For the reasons explained in the previous post, let’s focus first on edits1
, edits2
and known
, trying to avoid building large arrays and removing duplicates.
This PR is an attempt at fixing the most obvious issues:
https://github.com/dunefox/spellcheck-norvig/pull/1
Let’s focus on edits1
first since it’s the innermost function. From our vantage point focusing on collect
and unique
, edits1
can be described by 3 main stages:
- Comprehensions are used to build several arrays containing the results of different types of modifications applied to one word. Each of these comprehensions has to allocate some space to store its results.
- All subarrays are concatenated into one big array. This is more allocations, and data copies.
- Duplicates are removed from the big array.
Let’s instead try to build the end array from scratch, by only adding candidates if they aren’t already present. Such a collection is essentially a set of unique elements, so let’s use a Set
datastructure for that. Instead of comprehensions, we iterate with simple for loops (a collateral benefit is that some of the loops can be mutualized), build the candidates, and add them to the set. Due to the way sets work, this means only adding them if they are not duplicate.
function edits1(word)
splits = Set([("", word)])
for i in 1:length(word)
push!(splits, (word[1:i], word[i + 1:end]))
end
edits = Set(String[])
for (L, R) in splits
if R != ""
push!(edits, L * R[2:end])
for c in letters
push!(edits, L * c * R[2:end])
end
end
length(R) > 1 && push!(edits, L * R[2] * R[1] * R[3:end])
for c in letters
push(edits, L * c * R)
end
end
edits
end
Now, edits2
. This function uses a big comprension to:
- compute the set of edits produced by
edits1
on the given word,
- combine all sets of edits produced by calling
edits1
on each word in the previous set.
Again, the idea would be to build this set from scratch, rather than building several subsets, concatenating them, and removing duplicates. We can modify edits1
so that it can add to an existing set instead of building a brand new set:
# This keeps the same semantics as before
edits1(word) = edits1!(Set(String[]), word)
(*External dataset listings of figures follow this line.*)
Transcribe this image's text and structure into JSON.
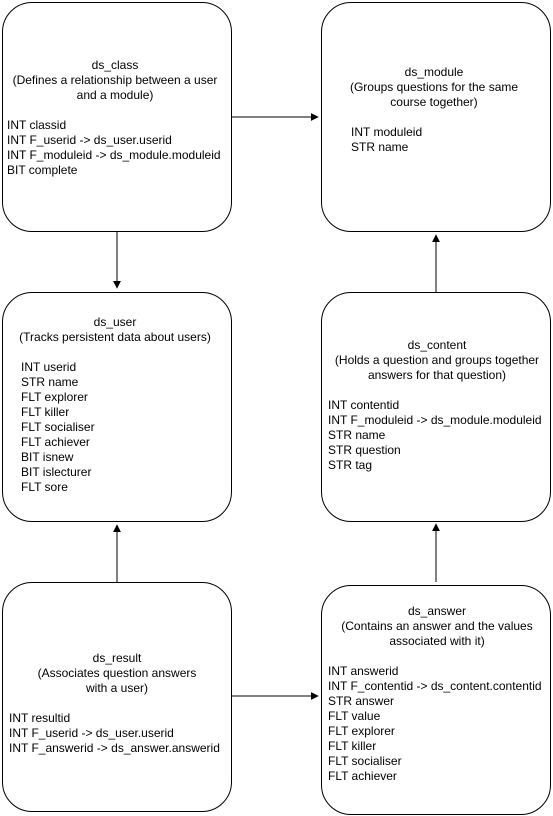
{
  "diagram": {
    "boxes": {
      "ds_class": {
        "title": "ds_class",
        "description_lines": [
          "(Defines a relationship between a user",
          "and a module)"
        ],
        "fields": [
          "INT classid",
          "INT F_userid -> ds_user.userid",
          "INT F_moduleid -> ds_module.moduleid",
          "BIT complete"
        ]
      },
      "ds_module": {
        "title": "ds_module",
        "description_lines": [
          "(Groups questions for the same",
          "course together)"
        ],
        "fields": [
          "INT moduleid",
          "STR name"
        ]
      },
      "ds_user": {
        "title": "ds_user",
        "description_lines": [
          "(Tracks persistent data about users)"
        ],
        "fields": [
          "INT userid",
          "STR name",
          "FLT explorer",
          "FLT killer",
          "FLT socialiser",
          "FLT achiever",
          "BIT isnew",
          "BIT islecturer",
          "FLT sore"
        ]
      },
      "ds_content": {
        "title": "ds_content",
        "description_lines": [
          "(Holds a question and groups together",
          "answers for that question)"
        ],
        "fields": [
          "INT contentid",
          "INT F_moduleid -> ds_module.moduleid",
          "STR name",
          "STR question",
          "STR tag"
        ]
      },
      "ds_result": {
        "title": "ds_result",
        "description_lines": [
          "(Associates question answers",
          "with a user)"
        ],
        "fields": [
          "INT resultid",
          "INT F_userid -> ds_user.userid",
          "INT F_answerid -> ds_answer.answerid"
        ]
      },
      "ds_answer": {
        "title": "ds_answer",
        "description_lines": [
          "(Contains an answer and the values",
          "associated with it)"
        ],
        "fields": [
          "INT answerid",
          "INT F_contentid -> ds_content.contentid",
          "STR answer",
          "FLT value",
          "FLT explorer",
          "FLT killer",
          "FLT socialiser",
          "FLT achiever"
        ]
      }
    },
    "edges": [
      {
        "from": "ds_class",
        "to": "ds_module"
      },
      {
        "from": "ds_class",
        "to": "ds_user"
      },
      {
        "from": "ds_content",
        "to": "ds_module"
      },
      {
        "from": "ds_result",
        "to": "ds_user"
      },
      {
        "from": "ds_result",
        "to": "ds_answer"
      },
      {
        "from": "ds_answer",
        "to": "ds_content"
      }
    ],
    "colors": {
      "stroke": "#000000",
      "fill": "#ffffff",
      "text": "#000000"
    }
  }
}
# This one can modify an existing set
function edits1!(edits, word)
# pushes new candidates to the provided set
edits
end
edits2
can then be rewritten as:
function edits2(word)
# this set will be expanded by each call to edits1!
edits = Set(String[])
for e1 in edits1(word)
edits1!(edits, e1)
end
edits
end
Finally, known
. Again, all this function does is use a comprehension to
- build a new set of words (more allocations),
- filtering out unknown words (again evidencing that we previously stored too many candidates).
We could easily tell edits1
to filter unknown words and not add them in the first place. Let’s add a filtering option to edits1!
:
# The default filter always returns true
# => no change in behaviour by default
function edits1!(edits, word, filter=w->true)
# [...]
# use this instead of push!(edits, ...):
# candidates are added only if the predicate is true
push_word(w) = filter(w) && push!(edits, w)
for (L, R) in splits
# [...]
length(R) > 1 && push_word(L * R[2] * R[1] * R[3:end])
# [...]
end
edits
end
We can define a predicate that tests whether a word is known (a set of all known words is built beforehand).
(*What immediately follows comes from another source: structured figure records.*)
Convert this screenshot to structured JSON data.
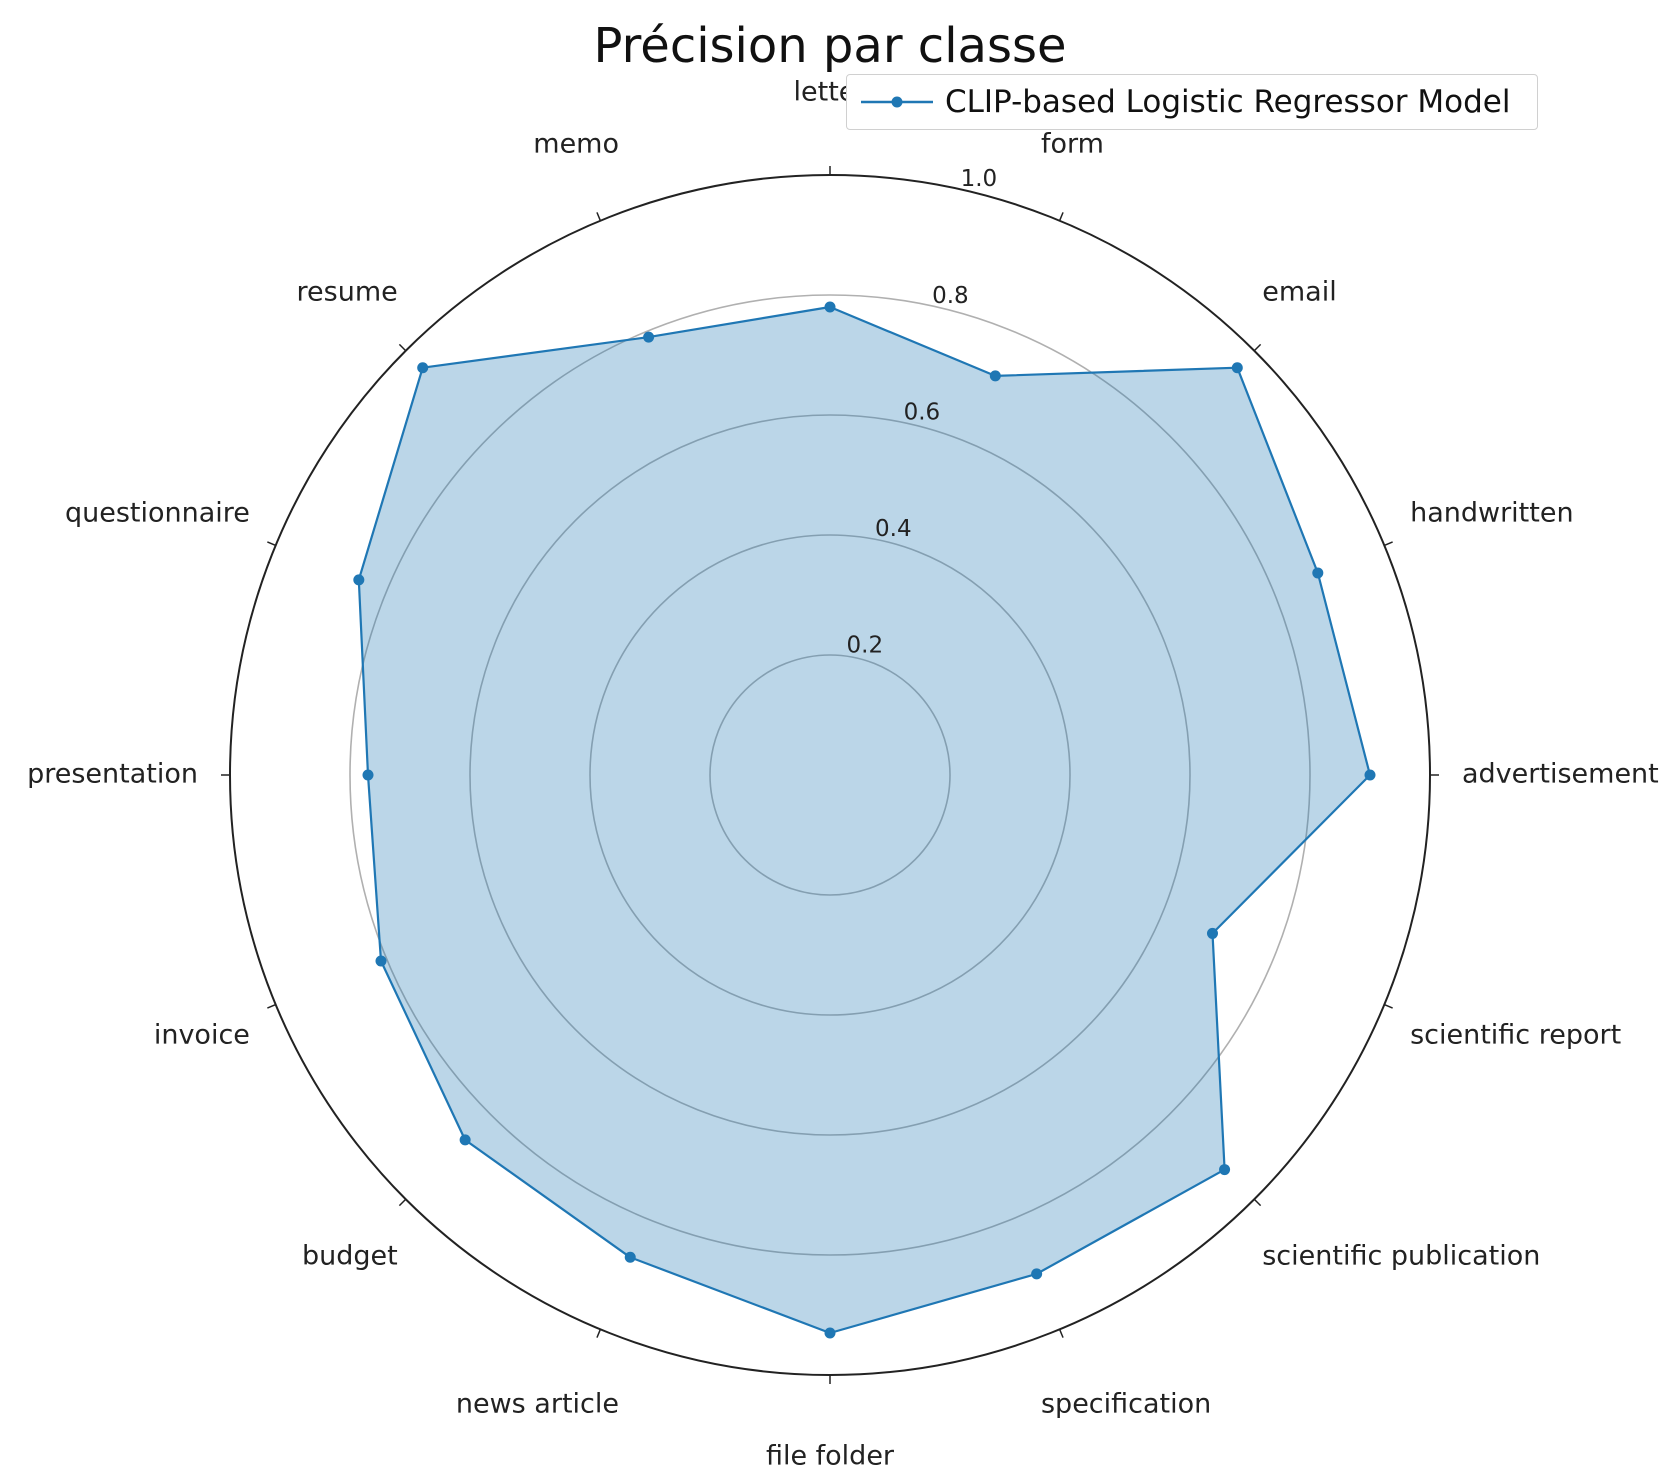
{
  "chart_data": {
    "type": "radar",
    "title": "Précision par classe",
    "categories": [
      "letter",
      "form",
      "email",
      "handwritten",
      "advertisement",
      "scientific report",
      "scientific publication",
      "specification",
      "file folder",
      "news article",
      "budget",
      "invoice",
      "presentation",
      "questionnaire",
      "resume",
      "memo"
    ],
    "series": [
      {
        "name": "CLIP-based Logistic Regressor Model",
        "color": "#1f77b4",
        "fill": "#1f77b4",
        "fill_opacity": 0.3,
        "values": [
          0.78,
          0.72,
          0.96,
          0.88,
          0.9,
          0.69,
          0.93,
          0.9,
          0.93,
          0.87,
          0.86,
          0.81,
          0.77,
          0.85,
          0.96,
          0.79
        ]
      }
    ],
    "rlim": [
      0,
      1.0
    ],
    "radial_ticks": [
      0.2,
      0.4,
      0.6,
      0.8,
      1.0
    ],
    "radial_tick_labels": [
      "0.2",
      "0.4",
      "0.6",
      "0.8",
      "1.0"
    ],
    "grid": true,
    "legend_position": "top-right"
  }
}
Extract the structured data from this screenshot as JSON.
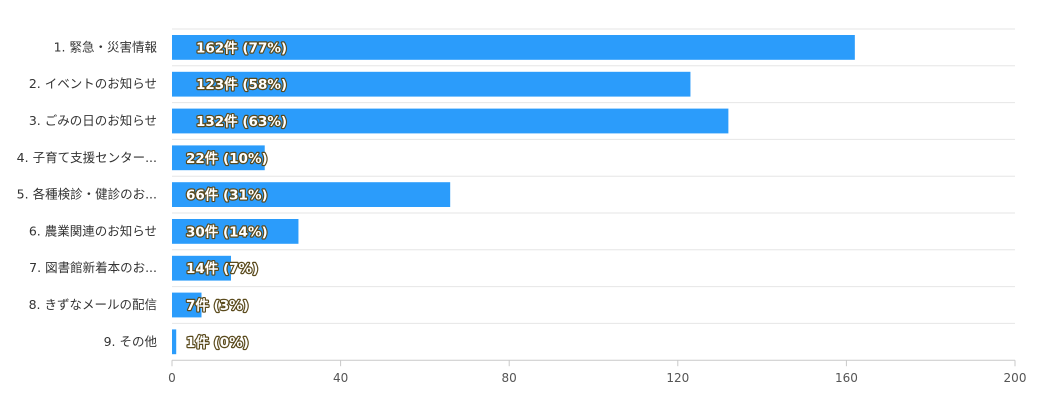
{
  "chart_data": {
    "type": "bar",
    "orientation": "horizontal",
    "categories": [
      "1. 緊急・災害情報",
      "2. イベントのお知らせ",
      "3. ごみの日のお知らせ",
      "4. 子育て支援センター...",
      "5. 各種検診・健診のお...",
      "6. 農業関連のお知らせ",
      "7. 図書館新着本のお...",
      "8. きずなメールの配信",
      "9. その他"
    ],
    "values": [
      162,
      123,
      132,
      22,
      66,
      30,
      14,
      7,
      1
    ],
    "data_labels": [
      "162件 (77%)",
      "123件 (58%)",
      "132件 (63%)",
      "22件 (10%)",
      "66件 (31%)",
      "30件 (14%)",
      "14件 (7%)",
      "7件 (3%)",
      "1件 (0%)"
    ],
    "xlim": [
      0,
      200
    ],
    "xticks": [
      0,
      40,
      80,
      120,
      160,
      200
    ],
    "xtick_labels": [
      "0",
      "40",
      "80",
      "120",
      "160",
      "200"
    ],
    "grid": true,
    "legend": "none",
    "bar_color": "#2b9cfb"
  }
}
const WORDS = countmap(words(read(open("./big.txt"), String)))
const KNOWN = Set(keys(WORDS))
known(word) = word in KNOWN
This predicate can be used to filter results from edits1
. For example:
function edits2(word)
edits = Set(String[])
for e1 in edits1(word)
edits1!(edits, e1, known)
end
edits
end
Putting all this together, we get the code proposed in the PR and yielding the following performances:
julia> using BenchmarkTools
julia> @btime spelltest($(testset(readlines(open("spell-testset1.txt")))))
0.748 of 270 correct (0.056 unknown) at 95.094 words per second
0.748 of 270 correct (0.056 unknown) at 95.808 words per second
0.748 of 270 correct (0.056 unknown) at 95.282 words per second
0.748 of 270 correct (0.056 unknown) at 93.151 words per second
0.748 of 270 correct (0.056 unknown) at 94.579 words per second
0.748 of 270 correct (0.056 unknown) at 96.582 words per second
0.748 of 270 correct (0.056 unknown) at 95.515 words per second
2.796 s (35667972 allocations: 1.29 GiB)
We’re still a factor 2 short of @klaff’s most pessimistic bet. But there is still hope: a significant fraction of the time is now spent in string manipulations, which I am confident could be optimized further.